To spark brainpower in my workshops, I invite learners to return to child-like curiosity and examine concepts/facts from as many views as possible. I often use activities that have more than one right answer and challenge attendees to think of as many, different, unusual solutions as possible. This fires up their curiosity and arouses their brain.
Also, could you explain your concept of two-footed questions more? I went back through your previous posts and am still trying to wrap my head around what you mean.
Thanks.
Mary Jo, your comments are refreshing in that you are not doing “business as usual,” because you have created a finer way!

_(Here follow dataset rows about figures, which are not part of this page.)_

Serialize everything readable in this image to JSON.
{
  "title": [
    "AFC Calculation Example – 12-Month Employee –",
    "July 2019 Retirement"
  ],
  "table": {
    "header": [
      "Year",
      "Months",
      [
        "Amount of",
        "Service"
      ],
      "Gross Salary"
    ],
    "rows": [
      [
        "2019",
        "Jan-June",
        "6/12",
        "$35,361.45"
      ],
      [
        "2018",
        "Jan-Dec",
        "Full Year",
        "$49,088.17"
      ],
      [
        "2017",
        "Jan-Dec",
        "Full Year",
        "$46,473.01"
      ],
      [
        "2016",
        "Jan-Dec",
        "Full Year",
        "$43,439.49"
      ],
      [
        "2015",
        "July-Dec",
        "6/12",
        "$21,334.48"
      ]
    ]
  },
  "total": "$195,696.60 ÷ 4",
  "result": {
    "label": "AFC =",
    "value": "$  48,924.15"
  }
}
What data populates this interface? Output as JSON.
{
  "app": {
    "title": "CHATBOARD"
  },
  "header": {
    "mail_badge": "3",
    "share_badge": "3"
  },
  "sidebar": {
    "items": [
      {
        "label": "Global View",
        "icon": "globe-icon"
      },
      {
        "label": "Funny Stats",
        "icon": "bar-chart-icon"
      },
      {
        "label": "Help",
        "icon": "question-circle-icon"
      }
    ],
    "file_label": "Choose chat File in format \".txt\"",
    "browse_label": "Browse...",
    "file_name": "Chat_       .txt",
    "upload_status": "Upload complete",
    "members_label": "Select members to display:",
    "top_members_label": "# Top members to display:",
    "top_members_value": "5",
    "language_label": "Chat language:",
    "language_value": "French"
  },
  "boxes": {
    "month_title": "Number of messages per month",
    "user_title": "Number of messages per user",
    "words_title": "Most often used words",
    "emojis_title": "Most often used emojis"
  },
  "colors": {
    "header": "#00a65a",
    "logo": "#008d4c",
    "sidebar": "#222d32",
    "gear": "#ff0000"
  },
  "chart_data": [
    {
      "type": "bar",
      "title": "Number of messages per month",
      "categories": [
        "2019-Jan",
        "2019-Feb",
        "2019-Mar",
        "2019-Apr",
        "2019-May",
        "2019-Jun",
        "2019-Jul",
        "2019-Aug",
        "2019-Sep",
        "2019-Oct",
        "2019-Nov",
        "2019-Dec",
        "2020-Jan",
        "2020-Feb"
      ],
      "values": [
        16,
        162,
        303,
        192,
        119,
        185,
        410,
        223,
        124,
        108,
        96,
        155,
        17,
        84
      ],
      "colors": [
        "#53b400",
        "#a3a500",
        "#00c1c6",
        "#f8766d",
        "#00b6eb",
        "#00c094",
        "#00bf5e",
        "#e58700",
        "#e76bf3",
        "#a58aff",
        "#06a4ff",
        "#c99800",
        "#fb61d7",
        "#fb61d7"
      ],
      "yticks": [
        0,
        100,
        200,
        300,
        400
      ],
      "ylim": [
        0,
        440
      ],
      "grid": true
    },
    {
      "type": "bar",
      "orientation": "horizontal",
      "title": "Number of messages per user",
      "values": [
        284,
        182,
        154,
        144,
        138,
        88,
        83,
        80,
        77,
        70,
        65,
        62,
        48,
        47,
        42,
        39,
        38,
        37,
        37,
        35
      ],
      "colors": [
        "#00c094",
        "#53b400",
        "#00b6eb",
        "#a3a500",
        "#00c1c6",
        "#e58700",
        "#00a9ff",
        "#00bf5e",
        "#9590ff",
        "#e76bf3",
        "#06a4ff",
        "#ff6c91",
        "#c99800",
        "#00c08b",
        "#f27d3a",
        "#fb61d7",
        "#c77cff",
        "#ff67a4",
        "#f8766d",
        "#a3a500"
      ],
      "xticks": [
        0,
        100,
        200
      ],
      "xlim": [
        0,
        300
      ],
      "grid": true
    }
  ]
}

Bravo – research from brain fields would support deeply what you do here.
That is where coaching is especially effective in that people get to follow-up and tweak what could be working better in the newly developed applications.
WE do MITA brain based certifications with similar opportunities to develop strategies, and try them out as solutions to workplace problems. It works and it also makes learning far more fun.
Thanks for inspiring and teaching us all, Mary Jo.
Hi Ellen,
I put a stake in the ground with my own day long Coaching Skills for Managers workshop. No longer will I do just a “workshop”. There must be follow up coaching and encouragement. The skill set is so different than what is currently used in many companies! Even though participants leave the workshop with having had lots of practice in class, they lose the skill once back in the workplace.
Therefore, part of my sustainability program includes some group coaching with participants following the classroom experience. They learn by seeing it modelled but also by talking to each other about their successes and challenges.